¼ cup teriyaki sauce
2 Tbsp honey
2 Tbsp rice wine vinegar
1 Tbsp sesame oil
1 Tbsp fish sauce
2 tsp soy sauce
1.5cm piece fresh ginger, grated
1 clove garlic, grated
1kg side salmon, skin on
¼ cup water
Sesame seeds, mixed micro herbs, snowpea tendrils and lime wedges, to serve
In a shallow dish, combine teriyaki, honey, vinegar, sesame oil, fish sauce, soy, ginger and garlic.
Add fish, turning to coat well. Marinate for 15 minutes.
Meanwhile, preheat oven to 160 degrees C fan-forced (180 degrees C conventional). Line an oven tray.
Drain marinade from fish, reserving, and place fish on prepared tray. Bake for 10-15 minutes until cooked, with a slightly pink centre.
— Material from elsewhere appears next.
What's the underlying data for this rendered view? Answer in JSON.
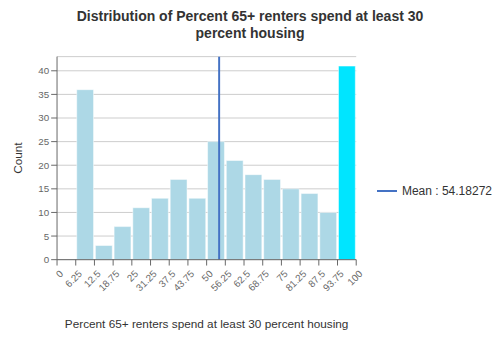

Meanwhile, pour marinade into a saucepan with water. Bring to the boil over medium heat, stirring. Reduce heat to low. Simmer for 3-4 minutes until sticky.
Arrange fish on a serving platter. Drizzle with marinade, sprinkle with seeds, scatter with herbs and tendrils, and accompany with wedges. Cut into portions to serve warm or at room temperature.